Women also miss out when big dollar amounts are at stake. A survey by the American Bar Association’s Section of Dispute Resolution published in 2014 found an inverse relationship between the amount of money in dispute and the likelihood that a woman would be chosen as the arbitrator or mediator to help resolve the matter. The study shores up the perception among neutrals that even when capable women are available, they are seldom chosen for the big-ticket cases that make their practice economically viable.

3 thoughts on “The Business of ADR–and Lack of Diversity”

  1. ADR has become such a major alternative to litigation that it is discouraging, as a minority and woman, to see that women and minorities be so underrepresented. It appears that there are no initiatives to get women and minorities more opportunities as neutrals. This is especially apparent when ADR service providers will not release their demographic statistics; and what they do provide does not truly demonstrate the true deficit of women and minorities serving as neutrals in ADR. Even beyond being a women and minority, from the numbers, with 95 percent of neutrals being over the age of 50 it does not allow for young professionals to break into the field. Diversity is so important. Diversity fosters creative solutions and more effective procedures. Diversity allows people with different experiences add their perspective to the field to make it more dynamic. For example, young people could really transform the field with all of our extensive knowledge and use of technology. The field of ADR does not allow this to happened without diversity. I am not sure what has to be done, but diversity has to be increased in ADR. Unique perspectives and experiences can only help make the field more dynamic.

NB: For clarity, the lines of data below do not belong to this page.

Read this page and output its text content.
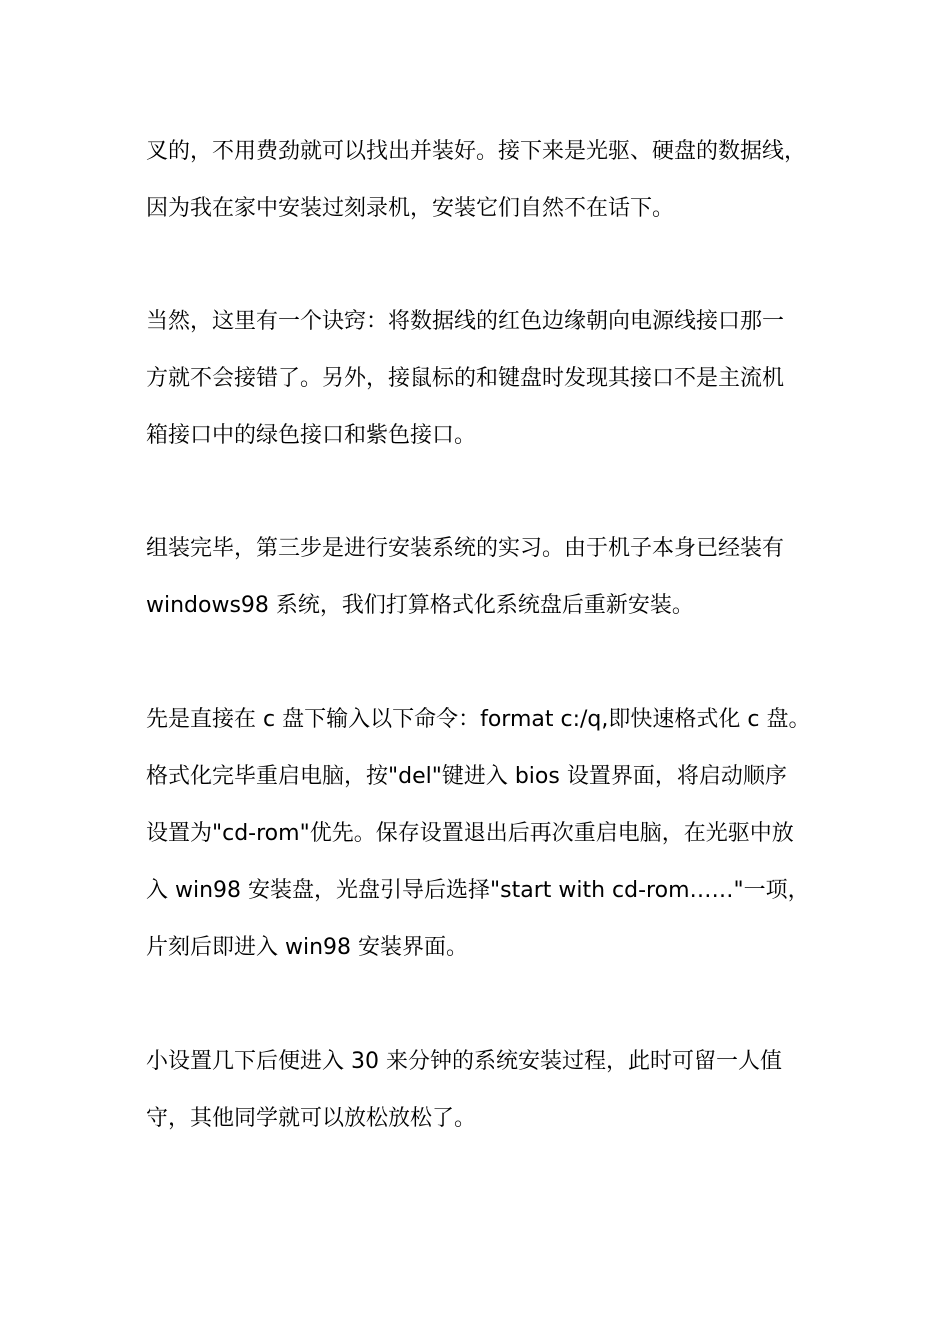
叉的，不用费劲就可以找出并装好。接下来是光驱、硬盘的数据线，
因为我在家中安装过刻录机，安装它们自然不在话下。
当然，这里有一个诀窍：将数据线的红色边缘朝向电源线接口那一
方就不会接错了。另外，接鼠标的和键盘时发现其接口不是主流机
箱接口中的绿色接口和紫色接口。
组装完毕，第三步是进行安装系统的实习。由于机子本身已经装有
windows98 系统，我们打算格式化系统盘后重新安装。
先是直接在 c 盘下输入以下命令：format c:/q,即快速格式化 c 盘。
格式化完毕重启电脑，按"del"键进入 bios 设置界面，将启动顺序
设置为"cd-rom"优先。保存设置退出后再次重启电脑，在光驱中放
入 win98 安装盘，光盘引导后选择"start with cd-rom……"一项，
片刻后即进入 win98 安装界面。
小设置几下后便进入 30 来分钟的系统安装过程，此时可留一人值
守，其他同学就可以放松放松了。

  2. Implicit bias continues to be a huge problem for well-qualified women and people of color in the legal community as evidenced by this article. It is especially frustrating that, when given the opportunity to choose an arbitrator, parties continue to be affected by their bias in making their choice. Fixing this problem continues to be difficult, because when the issue is brought up no one wants to be labeled a ‘racist’; but implicit bias (propagated through social conditioning) affects everyone in this country. This isn’t an us versus them issue. This is something we all need to be held accountable for if we want things to change.
    Especially telling, at least to me, is that this problem is more pronounced in ADR than federal courts. One would think that a business in which people are encouraged to communicate more would foster a more diverse workforce.

  3. I’ve been particularly upset in our field about the lack of age diversity among neutrals. I hate having honest conversations with law students (and others) about the ADR possibilities that exist shortly after graduation.

    In my geographical region, young mediators are primarily limited to family law and community mediation (two areas I personally find quite rewarding). Young arbitrators are limited to FINRA panels. Even mediators who started mediating in their early 30s with years of experience in some areas have an extremely difficult time getting civil cases.

    The reasoning by the attorneys in neutral selection is predictable. They seek experienced civil trial attorneys (20+ years in civil practice), but rarely give other mediators a chance. If the hiring attorneys insist in 20+ years of trial experience and partner-level achievement at a private law firm, they are necessarily limiting their pool to candidates that are overwhelmingly older white men.

    I don’t have an answer, but perhaps recognizing a problem is a decent first step.